His reforms, such as hefty sectoral levies and measures affecting the judiciary and the media, have triggered conflicts with the European Union. Budapest and Brussels have also tussled over migration, which Orban strongly opposes.
But Orban’s reforms have put the economy on track for growth of about four percent this year, the budget deficit has remained under the EU’s three percent of gross domestic product threshold and Hungary’s large debt pile has also declined in past years.
Ruling Fidesz party lawmaker Gergely Gulyas told a news conference that Fidesz, which is well ahead of the main opposition nationalist Jobbik party in the latest opinion polls, might not publish an election manifesto.

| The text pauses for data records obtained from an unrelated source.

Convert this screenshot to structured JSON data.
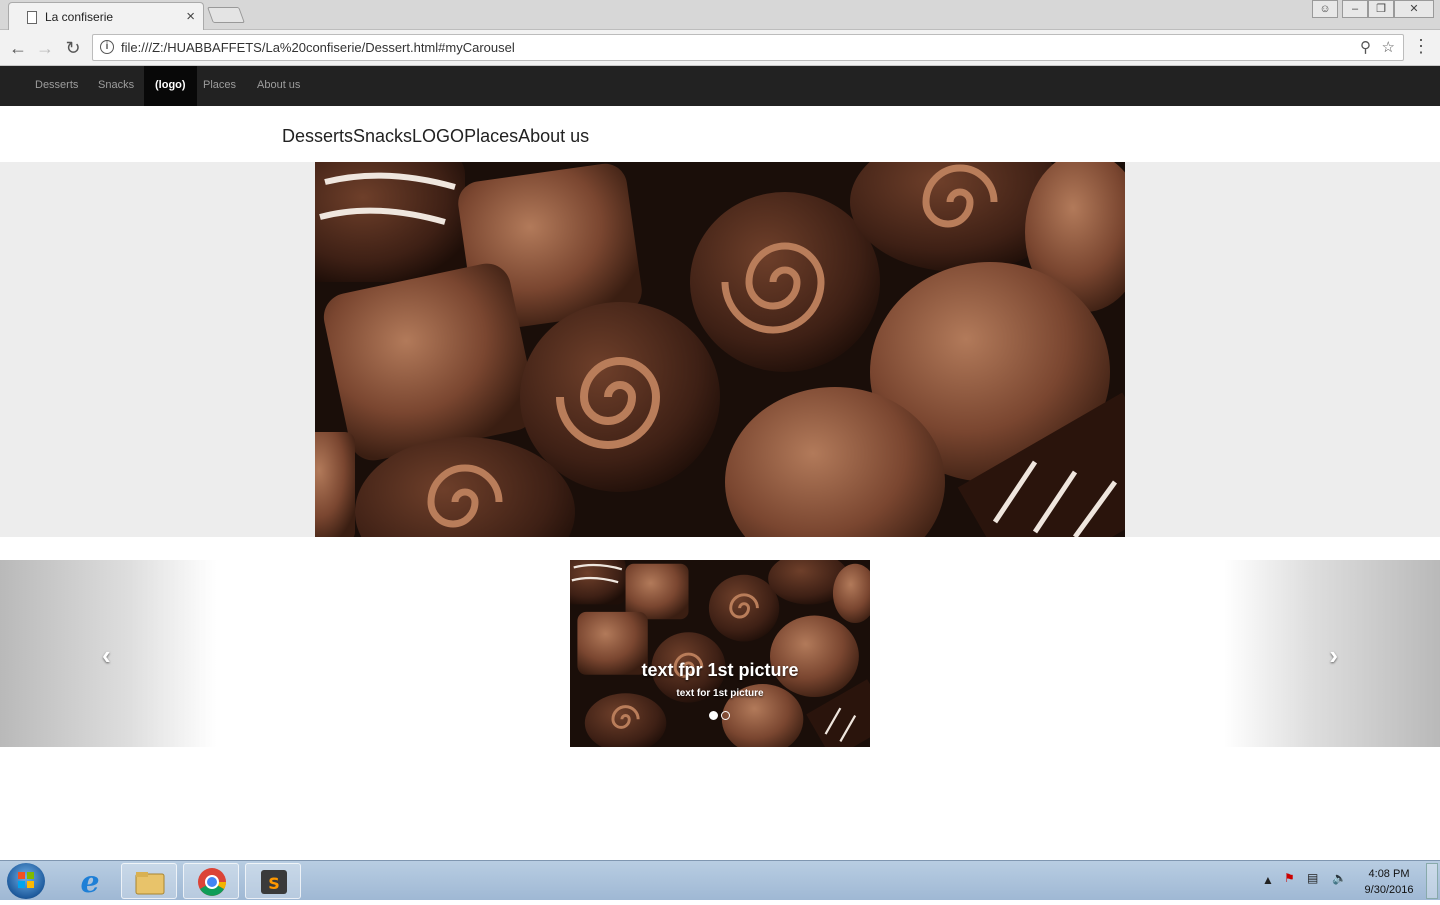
{
  "browser": {
    "tab_title": "La confiserie",
    "tab_close": "×",
    "url": "file:///Z:/HUABBAFFETS/La%20confiserie/Dessert.html#myCarousel",
    "back_icon": "arrow-left",
    "forward_icon": "arrow-right",
    "reload_icon": "reload",
    "info_icon": "i"
  },
  "navbar": {
    "items": [
      {
        "label": "Desserts"
      },
      {
        "label": "Snacks"
      },
      {
        "label": "(logo)"
      },
      {
        "label": "Places"
      },
      {
        "label": "About us"
      }
    ]
  },
  "plain_links": [
    "Desserts",
    "Snacks",
    "LOGO",
    "Places",
    "About us"
  ],
  "carousel": {
    "prev": "‹",
    "next": "›",
    "caption_title": "text fpr 1st picture",
    "caption_text": "text for 1st picture",
    "active_index": 0,
    "slide_count": 2
  },
  "taskbar": {
    "time": "4:08 PM",
    "date": "9/30/2016",
    "apps": [
      "internet-explorer",
      "file-explorer",
      "chrome",
      "sublime-text"
    ]
  },
  "colors": {
    "navbar_bg": "#222222",
    "navbar_active_bg": "#080808",
    "band_bg": "#ededed"
  }
}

“In case of a ruling party, no information about how we plan to govern the country is more credible than the eight years we have left behind,” Gulyas told a news conference.
Orban’s re-election could bring about further clashes with the EU, as Budapest has already signaled it would veto any sanctions against regional neighbor Poland over its reforms affecting the judiciary.
Orban has also ruled out taking part in any EU-wide mechanism to settle migrants from the Middle East in Hungary, saying the Christian country, which has no history of large-scale immigration, should preserve its “ethnic homogeneity.”
With the Socialists slipping to a distant third in the polls since the resignation of their candidate for prime minister last year, the nationalist Jobbik has emerged as Orban’s main challenger in the April vote.
Months before the election, Jobbik, which is projecting a moderate image to lure supporters from other mainstream parties, was slapped with a punitive fine over a political billboard campaign backed by a one-time Orban ally.
Gulyas said there was no link between the timing of the fine and the election campaign, saying any fines should be paid only after the vote.
Critics and opposition parties have also accused Fidesz of cronyism, pointing to the rise of businessmen close to the government, such as Orban’s childhood friend, Lorinc Meszaros, who has built a sprawling business empire.